La détermination des sportifs handicapés immortalisée par le photographe Samo Vidic

Le photographe Samo Vidic explique comment il photographie les sportifs handicapés de haut niveau, et notamment le nageur paralympique Darko Duric. Jeudi, 7 juin

De Canon
Photographie De Samo Vidic

En sa qualité de photographe sportif professionnel, l'ambassadeur Canon Samo Vidic photographie les plus grands sportifs du monde pour des publications et des marques mondiales, mettant en avant les prouesses et les exploits de l'élite sportive. Mais pour son dernier projet en date, Samo a voulu attirer l'attention du publicsur un groupe de héros sportifs souvent oubliés : les sportifs handicapés qui ont déjoué le destin pour parvenir à des exploits dans les sports qu'ils aiment.

« On voit rarement les sportifs handicapés dans les médias, bien moins souvent que les non-handicapés », explique Samo. « Les Jeux Paralympiques reçoivent peu d'attention médiatique, 5 % environ du temps consacré aux Jeux Olympiques. Je voulais montrer des sportifs différents, les mettre à l'honneur et raconter leurs vies souvent incroyables. »

Tout au long de sa carrière bien remplie, qui a débuté en 1999, le photographe slovène Samo s'est focalisé sur le sport. Avide de sport dès sa jeunesse et amateur de saut à ski, de football et de tennis, il avait commencé une carrière d'ingénieur mécanicien avant de découvrir sa passion pour la photographie.

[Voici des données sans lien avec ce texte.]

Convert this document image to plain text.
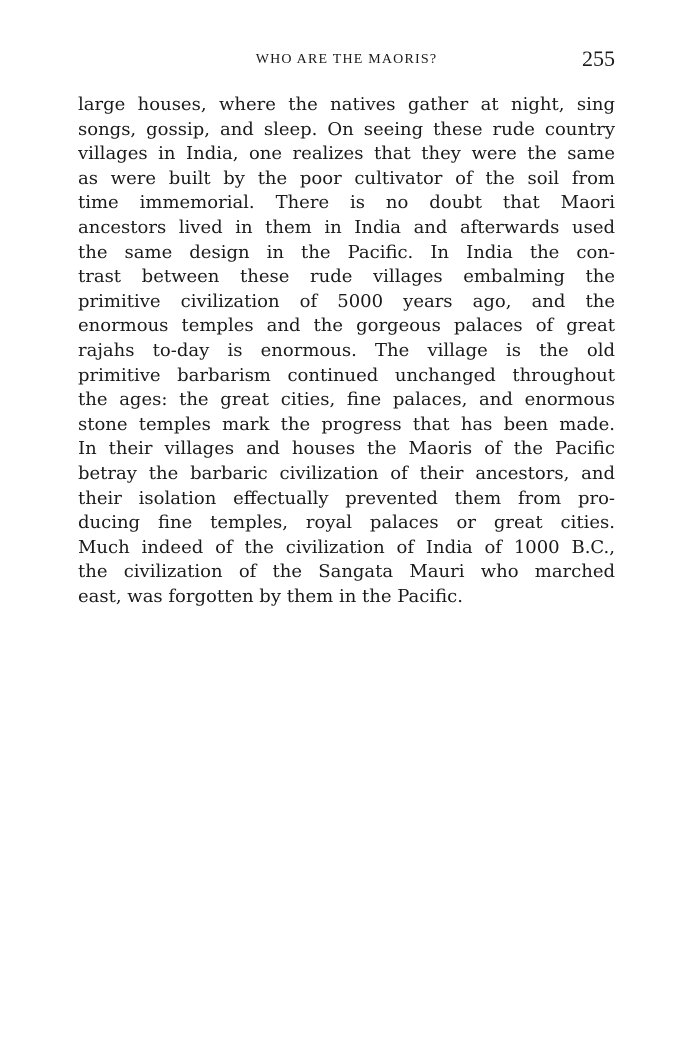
WHO ARE THE MAORIS?	255
large houses, where the natives gather at night, sing
songs, gossip, and sleep. On seeing these rude country
villages in India, one realizes that they were the same
as were built by the poor cultivator of the soil from
time immemorial. There is no doubt that Maori
ancestors lived in them in India and afterwards used
the same design in the Pacific. In India the con-
trast between these rude villages embalming the
primitive civilization of 5000 years ago, and the
enormous temples and the gorgeous palaces of great
rajahs to-day is enormous. The village is the old
primitive barbarism continued unchanged throughout
the ages: the great cities, fine palaces, and enormous
stone temples mark the progress that has been made.
In their villages and houses the Maoris of the Pacific
betray the barbaric civilization of their ancestors, and
their isolation effectually prevented them from pro-
ducing fine temples, royal palaces or great cities.
Much indeed of the civilization of India of 1000 B.C.,
the civilization of the Sangata Mauri who marched
east, was forgotten by them in the Pacific.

Il a envisagé une carrière dans le journalisme, mais c'est au cours d'un atelier sur la photographie sportive qu'il s'est rendu compte qu'il pouvait associer ses deux passions. « J'aimais la photo et j'aimais tout ce qui touchait au sport et au plein air, donc j'ai tout de suite accroché », explique Samo.

« Je suis photographe autodidacte, donc l'apprentissage des meilleures techniques pour différents sports n'a pas été chose facile, mais en même temps, c'était un apprentissage très agréable. J'ai travaillé dur et je voulais tout faire pour devenir photographe sportif. Mon ambition initiale était simplement de photographier le sport pour un journal local, et tout est parti de là. Je voulais toujours pousser plus loin, et c'est encore le cas. »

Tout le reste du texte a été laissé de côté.